Sounds like a lot to lose, right? Well, let’s chase the metaphor: how many of us have ever been struck by lightning? Very few, of course. But who has not marveled at the beauty of nature’s fury simply by seeing it unfold? The power of a storm seen from a distance is less dramatic than a hissing bolt striking a few inches from your flip-flops. But a safe-distance storm is more frequently experienced and more universally enjoyed.
I choose to experience a storm without standing in the middle of a meadow. For me, the frequent small inspirations of recording are preferable to the sparser, more searing thrill of live performance. Now that we’ve beaten the lightning image to death, let’s move on.
Why do I feel the thrill of live performance infrequently? Well, for a start, I play live infrequently! But the other factor for the performer is what you hear and how you hear it. Even the seemingly simple combination of a single voice and guitar, filtered through amplification, room shape and size, audience participation and the imbalance of just two aural elements can render me clueless as to whether I’m communicating from that stage or not.

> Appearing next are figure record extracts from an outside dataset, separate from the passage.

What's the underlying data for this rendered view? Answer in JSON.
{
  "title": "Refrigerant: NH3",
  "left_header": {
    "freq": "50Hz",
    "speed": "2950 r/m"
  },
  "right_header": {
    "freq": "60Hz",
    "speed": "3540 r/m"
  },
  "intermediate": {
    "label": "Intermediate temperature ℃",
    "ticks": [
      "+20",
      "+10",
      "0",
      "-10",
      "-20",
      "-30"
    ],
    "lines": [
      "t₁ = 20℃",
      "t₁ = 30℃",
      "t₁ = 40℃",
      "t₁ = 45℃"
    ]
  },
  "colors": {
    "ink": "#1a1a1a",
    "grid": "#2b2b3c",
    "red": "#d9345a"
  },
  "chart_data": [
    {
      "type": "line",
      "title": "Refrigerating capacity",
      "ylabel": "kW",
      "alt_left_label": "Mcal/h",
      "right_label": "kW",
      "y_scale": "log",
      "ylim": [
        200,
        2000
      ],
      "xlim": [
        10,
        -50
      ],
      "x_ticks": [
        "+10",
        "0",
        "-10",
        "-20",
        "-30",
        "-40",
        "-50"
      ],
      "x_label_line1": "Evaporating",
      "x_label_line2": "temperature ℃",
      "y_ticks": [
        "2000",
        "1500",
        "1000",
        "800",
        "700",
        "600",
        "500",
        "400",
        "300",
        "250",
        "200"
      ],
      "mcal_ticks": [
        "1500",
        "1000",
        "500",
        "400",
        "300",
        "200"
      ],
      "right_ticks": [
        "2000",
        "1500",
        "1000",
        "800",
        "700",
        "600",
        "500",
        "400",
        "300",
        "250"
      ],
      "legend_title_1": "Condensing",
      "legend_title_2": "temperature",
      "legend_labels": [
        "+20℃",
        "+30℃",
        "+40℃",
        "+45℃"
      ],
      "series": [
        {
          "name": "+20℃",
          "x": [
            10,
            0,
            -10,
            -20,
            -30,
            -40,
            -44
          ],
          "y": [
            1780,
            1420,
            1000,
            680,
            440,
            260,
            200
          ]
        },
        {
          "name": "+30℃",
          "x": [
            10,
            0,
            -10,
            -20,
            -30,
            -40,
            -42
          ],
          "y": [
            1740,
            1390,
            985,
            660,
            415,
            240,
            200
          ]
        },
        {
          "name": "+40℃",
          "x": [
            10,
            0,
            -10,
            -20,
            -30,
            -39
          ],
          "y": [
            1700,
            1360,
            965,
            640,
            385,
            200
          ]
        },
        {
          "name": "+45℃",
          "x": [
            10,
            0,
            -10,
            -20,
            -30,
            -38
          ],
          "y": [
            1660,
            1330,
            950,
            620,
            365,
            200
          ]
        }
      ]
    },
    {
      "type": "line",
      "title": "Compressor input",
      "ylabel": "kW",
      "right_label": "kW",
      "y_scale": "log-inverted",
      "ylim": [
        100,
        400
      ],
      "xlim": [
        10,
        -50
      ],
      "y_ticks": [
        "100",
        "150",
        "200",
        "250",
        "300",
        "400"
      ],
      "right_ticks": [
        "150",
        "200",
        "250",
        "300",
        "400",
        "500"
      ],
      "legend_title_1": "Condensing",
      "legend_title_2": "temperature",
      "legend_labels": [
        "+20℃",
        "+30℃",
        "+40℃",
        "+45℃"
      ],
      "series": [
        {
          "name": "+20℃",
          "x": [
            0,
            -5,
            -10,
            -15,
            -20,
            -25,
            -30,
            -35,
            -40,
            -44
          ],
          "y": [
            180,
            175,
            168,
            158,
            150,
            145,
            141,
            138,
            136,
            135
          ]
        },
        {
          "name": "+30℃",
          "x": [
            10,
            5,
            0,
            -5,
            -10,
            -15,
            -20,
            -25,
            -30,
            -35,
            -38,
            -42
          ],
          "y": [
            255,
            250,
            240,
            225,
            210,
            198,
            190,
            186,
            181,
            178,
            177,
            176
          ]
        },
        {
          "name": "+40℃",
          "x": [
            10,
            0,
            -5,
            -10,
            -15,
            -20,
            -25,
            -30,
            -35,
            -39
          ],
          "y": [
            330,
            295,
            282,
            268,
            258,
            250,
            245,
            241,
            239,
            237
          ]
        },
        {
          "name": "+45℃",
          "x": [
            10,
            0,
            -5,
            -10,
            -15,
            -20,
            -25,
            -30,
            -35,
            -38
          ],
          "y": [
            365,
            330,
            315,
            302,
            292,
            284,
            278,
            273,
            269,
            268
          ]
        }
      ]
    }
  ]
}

And the larger the ensemble, the greater the number of elements that can obscure what you hear. After the show this past weekend, my co-Comet asked about a detail of his performance. I pride myself on my ability to listen but I didn’t hear the element he was describing. Why? During the song in question, I couldn’t hear my own instrument and I was trying to adapt to that while simultaneously thinking about the vocal parts our guest performer and I were about to add to the chorus.
When so many factors – instrumentation, audience, room, balance, lyric – are flying by simultaneously onstage, you, or at least I, can’t take it all in. It’s pin-the-tail-on-the-love song. You’re flying through cloud-cover, you’re driving in the rain. This is an aspect of the thrill, of course. But another aspect is that lightning can flash and you can miss it. And so, I suggest, can your audience.
So, forgive me if I think that my satisfaction lies more in the glowing, repeatable moments you find in a great recording than in the brilliant, infrequent flashes on a stage. I won’t stop performing when asked but I will stop asking so much of the performance itself. I can drive in the rain but I prefer a clear horizon.